Constantinople needs to understand that it has a primacy of ministry, not power, and all, in fact, honor this primacy, Met. Isaiah explains. However, Constantinople’s novel “First Without Equals” theory is very concerning.

In this agony of geopolitics, “we must not forget our common spiritual history and cultural ties with the Orthodox Slavs,” the Cypriot hierarch is sure. Moreover, we must not forget that the Moscow Patriarchate was slaughtered by the USSR, giving the Church hundreds of thousands of martyrs.

“So, in essence, as a martyric Church, the Moscow Patriarchate, and without having mechanisms to enforce political and military goals, has never been a real danger to the Orthodox Churches and peoples,” says the hierarch of Tamassos.

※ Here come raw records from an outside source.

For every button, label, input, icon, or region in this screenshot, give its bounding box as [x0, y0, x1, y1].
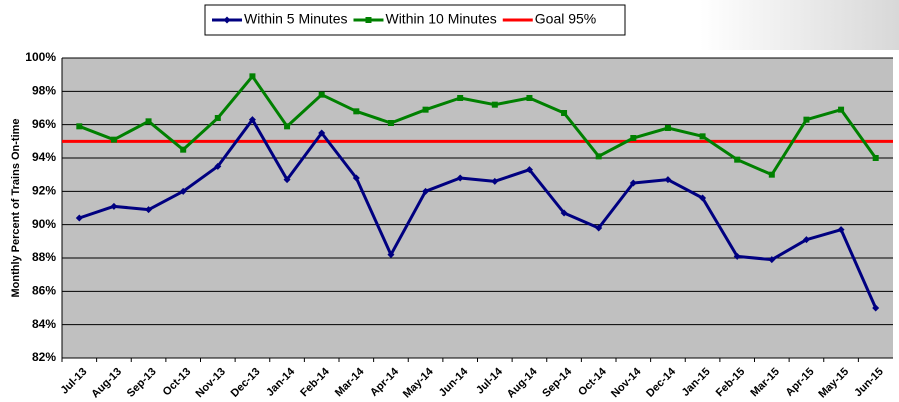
x-tick-label: Feb-15: [714, 366, 748, 400]
x-tick-label: Jul-13: [59, 366, 90, 397]
point: [457, 95, 464, 101]
y-tick-label: 98%: [32, 84, 56, 98]
point: [872, 155, 879, 161]
point: [630, 135, 637, 141]
point: [318, 91, 325, 98]
x-tick-label: Apr-15: [783, 366, 816, 399]
y-axis-label: Monthly Percent of Trains On-time: [10, 118, 22, 297]
point: [353, 108, 360, 115]
y-tick-label: 94%: [32, 150, 56, 164]
x-tick-label: Jul-14: [474, 365, 506, 397]
point: [145, 118, 152, 125]
point: [768, 171, 775, 178]
point: [803, 116, 810, 123]
point: [699, 194, 707, 202]
x-tick-label: Apr-14: [368, 365, 402, 399]
y-tick-label: 86%: [32, 284, 56, 298]
x-tick-label: Jun-15: [852, 366, 886, 400]
series-line: [78, 118, 878, 309]
point: [838, 106, 845, 113]
x-tick-label: Aug-14: [505, 365, 540, 400]
point: [561, 110, 568, 116]
point: [456, 174, 464, 182]
point: [802, 236, 810, 244]
y-tick-label: 96%: [32, 117, 56, 131]
point: [214, 162, 222, 170]
point: [283, 176, 291, 184]
x-tick-label: Sep-13: [125, 366, 159, 400]
x-tick-label: Oct-14: [576, 365, 609, 398]
point: [491, 177, 499, 185]
point: [526, 95, 533, 101]
legend-label: Goal 95%: [535, 11, 596, 27]
decor: [700, 0, 899, 50]
point: [664, 176, 672, 184]
legend: Within 5 Minutes Within 10 Minutes Goal 95…: [204, 4, 626, 36]
point: [75, 214, 83, 222]
y-tick-label: 100%: [25, 50, 56, 64]
point: [387, 251, 395, 259]
point: [249, 73, 256, 80]
point: [733, 252, 741, 260]
legend-marker: [223, 16, 231, 24]
point: [734, 156, 741, 163]
x-tick-label: Aug-13: [89, 366, 124, 401]
x-tick-label: Jun-14: [437, 365, 471, 399]
point: [595, 153, 602, 160]
y-tick-label: 84%: [32, 317, 56, 331]
point: [352, 174, 360, 182]
legend-label: Within 5 Minutes: [244, 11, 347, 27]
point: [768, 256, 776, 264]
point: [422, 106, 429, 113]
x-tick-label: May-15: [816, 366, 851, 401]
x-tick-label: Oct-13: [161, 366, 194, 399]
point: [110, 136, 117, 143]
point: [110, 202, 118, 210]
x-tick-label: Sep-14: [540, 365, 575, 400]
point: [387, 120, 394, 126]
x-tick-label: Dec-13: [229, 366, 263, 400]
y-tick-label: 90%: [32, 217, 56, 231]
x-tick-label: Jan-15: [680, 366, 713, 399]
point: [179, 187, 187, 195]
point: [214, 115, 221, 121]
y-tick-label: 88%: [32, 250, 56, 264]
point: [284, 123, 291, 130]
point: [629, 179, 637, 187]
point: [664, 125, 671, 131]
point: [318, 129, 326, 137]
plot-area: [62, 58, 893, 358]
x-tick-label: May-14: [401, 365, 436, 400]
legend-box: [204, 4, 626, 36]
y-tick-label: 92%: [32, 184, 56, 198]
y-tick-label: 82%: [32, 350, 56, 364]
legend-marker: [365, 17, 372, 23]
x-tick-label: Nov-13: [194, 366, 228, 400]
point: [560, 209, 568, 217]
x-tick-label: Mar-14: [333, 365, 367, 399]
point: [837, 226, 845, 234]
point: [595, 224, 603, 232]
point: [422, 187, 430, 195]
point: [180, 146, 187, 153]
series-line: [78, 74, 877, 177]
point: [145, 206, 153, 214]
x-tick-label: Feb-14: [298, 365, 332, 399]
point: [525, 166, 533, 174]
legend-label: Within 10 Minutes: [385, 11, 496, 27]
point: [76, 123, 83, 130]
x-tick-label: Jan-14: [264, 365, 298, 399]
point: [248, 116, 256, 124]
x-tick-label: Dec-14: [644, 365, 679, 400]
point: [699, 133, 706, 140]
x-tick-label: Nov-14: [609, 365, 644, 400]
x-tick-label: Mar-15: [748, 366, 782, 400]
point: [872, 304, 880, 312]
point: [491, 101, 498, 108]
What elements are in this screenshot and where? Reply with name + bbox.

And just as it suffered under communism, so now the canonical Ukrainian Church, with 13 million faithful, 110 bishops, 250 monasteries, 5,000 monks, and dozens of theological institutions are victim to “Orthodox nationalists.”

The reaction of Met. Isaiah and many others to the Ukrainian question is “a form of declaration of respect for Slavic Orthodox history and tradition, but also of our desire to continue our brotherly relations and partnerships. Of course, the Moscow Patriarchate must learn from the mistakes of the past, and so must we.”

However, whoever disturbs the balance of autocephaly of the Orthodox Churches “automatically interferes in our religious freedom and unity,” and this is the message of those Churches that refuse to recognize the schismatic OCU, Met. Isaiah explains.

It is disrespectful to the martyrs of the Churches of Russia and Constantinople to let non-Church centers use the Orthodox like tools in this way, trying to force a divide, the Metropolitan believes.

And turning again to Constantinople’s fear of losing its privileges to Moscow, Met. Isaiah comments that Moscow made a mistake by not attending the Council of Crete in 2016, in that it “gave substance to all the fears of the Ecumenical Patriarch, that they want to replace him as the First Throne, so the survival of the Ecumenical Patriarchate is also in danger.”

As those in Phanariot circles explained to Met. Isaiah, Russian abstention from the council was seen as a lack of respect for Patriarch Bartholomew and his ardent desire for a pan-Orthodox council and as an attack on Constantinople’s privileges and value in modern times.

Pat. Bartholomew thus believes he had to react immediately, lest the Patriarchate lose prestige and place its survival in danger, Met. Isaiah was told by those close to Constantinople.

The international climate of interest was ready and helped him, but the price for his reaction was paid by Orthodox unity, the Metropolitan laments.

Previously, the Local Churches willingly participated in the dialogues initiated by Constantinople both because of its historic privileges and because they trusted Pat. Bartholomew personally, but the Patriarchate struck a crucial blow to itself in Ukraine, His Eminence explains.

If we allow our Churches to be instrumentalized by world powers, we will cease to be the Church of Christ. Thus, now is the time to preserve Church unity, to rebuild relations based on our common faith and worship, and to forgive each other and take responsibility, the Metropolitan implores.

“Since both these Churches really love Orthodoxy, the Ukrainian issue can be resolved,” His Eminence believes.